At the end of every year, I get together with a group of friends and we discuss our favourite music that came out in the previous 12 months. As a starting point for the discussion, each of us creates a list of our 10 favourite albums of the year.
When we began this music night many years ago, I was tempted to come up with an objective list of the Top Ten Best Albums of the Year. It would be a definitive list of the undeniably best music released in all of the world.
I soon realized my naïveté. Just because I think the latest record by California art-metal iconoclasts Deftones is the best thing I heard in 2016 doesn’t mean I can convince a classical music fan that it’s better than anything she’s heard.
What does this have to do with Canadian Mennonite? I mention it because the feature article in this issue consists of a list. In this case, it’s a list of 10 people who are 30 years old or younger who are making a difference in their community.
This past fall, we put out a call to readers. We wanted to hear about the young adults who are making a difference in your community, the emerging Mennonite leaders from across Canada who care about and support the church.
When I first pitched the idea for the feature to my editors, part of me thought that this feature would end up being the Top 10 Best Young Mennonites in Canada Right Now. Much like I have been tempted to do in the past with my annual list of favourite albums, I somehow thought I could come up with a definitive, ranked list of people who are objectively the best young Mennonites in Canada today.
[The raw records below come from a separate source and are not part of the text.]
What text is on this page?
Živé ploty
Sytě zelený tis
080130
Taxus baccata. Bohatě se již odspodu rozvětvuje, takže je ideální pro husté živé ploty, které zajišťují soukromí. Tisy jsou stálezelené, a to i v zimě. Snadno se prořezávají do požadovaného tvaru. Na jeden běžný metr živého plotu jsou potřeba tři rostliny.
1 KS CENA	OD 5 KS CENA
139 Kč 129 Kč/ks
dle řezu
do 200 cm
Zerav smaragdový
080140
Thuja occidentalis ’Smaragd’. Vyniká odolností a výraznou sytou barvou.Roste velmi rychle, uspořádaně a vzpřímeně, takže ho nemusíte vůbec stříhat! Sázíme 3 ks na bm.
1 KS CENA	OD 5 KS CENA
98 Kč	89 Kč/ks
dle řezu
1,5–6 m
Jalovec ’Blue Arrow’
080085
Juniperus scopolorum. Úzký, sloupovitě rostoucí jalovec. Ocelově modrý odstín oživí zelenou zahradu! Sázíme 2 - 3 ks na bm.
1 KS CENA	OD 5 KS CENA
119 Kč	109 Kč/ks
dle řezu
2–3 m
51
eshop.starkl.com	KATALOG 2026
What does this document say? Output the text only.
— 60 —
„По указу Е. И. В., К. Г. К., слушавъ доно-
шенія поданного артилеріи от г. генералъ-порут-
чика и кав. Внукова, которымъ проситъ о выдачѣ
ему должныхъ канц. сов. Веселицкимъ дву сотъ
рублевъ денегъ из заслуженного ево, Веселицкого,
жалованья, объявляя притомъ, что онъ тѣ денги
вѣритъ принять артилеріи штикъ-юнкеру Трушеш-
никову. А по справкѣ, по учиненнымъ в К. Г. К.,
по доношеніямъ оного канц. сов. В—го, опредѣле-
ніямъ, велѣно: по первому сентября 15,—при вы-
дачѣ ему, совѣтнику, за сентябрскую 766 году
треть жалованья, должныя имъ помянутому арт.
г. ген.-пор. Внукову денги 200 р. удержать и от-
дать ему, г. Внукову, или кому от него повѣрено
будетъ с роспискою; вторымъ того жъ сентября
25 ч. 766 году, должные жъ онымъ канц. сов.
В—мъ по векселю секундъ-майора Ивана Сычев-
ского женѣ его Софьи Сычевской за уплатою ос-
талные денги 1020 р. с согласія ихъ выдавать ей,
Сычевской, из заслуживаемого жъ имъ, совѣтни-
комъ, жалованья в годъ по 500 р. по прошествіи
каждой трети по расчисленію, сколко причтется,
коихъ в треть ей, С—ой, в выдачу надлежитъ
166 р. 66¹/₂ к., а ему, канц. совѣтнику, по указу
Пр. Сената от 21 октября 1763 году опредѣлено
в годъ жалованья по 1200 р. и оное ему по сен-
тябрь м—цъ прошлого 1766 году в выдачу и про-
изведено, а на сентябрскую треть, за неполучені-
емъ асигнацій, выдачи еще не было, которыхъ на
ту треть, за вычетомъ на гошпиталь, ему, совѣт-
I imagined this list being populated by young people doing extraordinary things, that it would perhaps feature the Mennonite equivalents of Mark Zuckerberg and Kanye West.
In reality, the 10 people included in this issue’s feature article are extremely ordinary, and they would be the first to tell you so. They are everyday people using their gifts and talents to live out their faith in Jesus Christ.
Ironically, the fact that everyone on our list is extremely ordinary is what makes the feature special for me. It reminds me that if you really want to make a difference in the world, you have to start small. It also reminds me that all of us—not just a select few who we deem as somehow extraordinary—have a part to play in God’s kingdom.
So why highlight the 10 people you will read about in this issue? According to our mission statement, “Canadian Mennonite exists to educate, inspire, inform and foster dialogue on issues facing Mennonites in Canada as it shares the good news of Jesus Christ from an Anabaptist perspective.”
It is my hope that our “10 under 30” list on page 4 will educate, inform and inspire you by exposing you to some bright young people you may not have heard of before. And, like the lists my friends and I share about our favourite music, I also hope this feature gets you talking with your friends and family about the bright young people from MC Canada who would be on your list.
If you think of some people doing good work, be sure to let us know.
Farewell and welcome
We say farewell to Phil Wagler with his “Outside the Box” column in this issue, and welcome his successor, Ryan Jantzi.
Phil has cajoled, challenged and sometimes chastised his readers over the past 12 years. We will miss the energy of his writing and the sometimes prophetic thread of his thoughts, and wish him well as he continues his ministry to our wider Anabaptist family among our cousins, the Mennonite Brethren. (Read Phil’s last column: “Strengthen what remains.”)
At the same time we welcome his successor, Ryan Jantzi, in a yet-unnamed column in the upcoming Feb. 13, 2017, edition. Ryan is a pastor with Kingsfield-Zurich Mennonite Church in Ontario. He and his wife Brittany are the parents of three, with one on the way. Ryan previously enjoyed five years leading bi-vocationally with a church plant, Kingsfield-Clinton. He holds a master of divinity degree from Mennonite Brethren Biblical Seminary at Trinity Western University, Langley, B.C., and is particularly fascinated with how both traditional and new expressions of church can work together to share the gospel of Jesus Christ.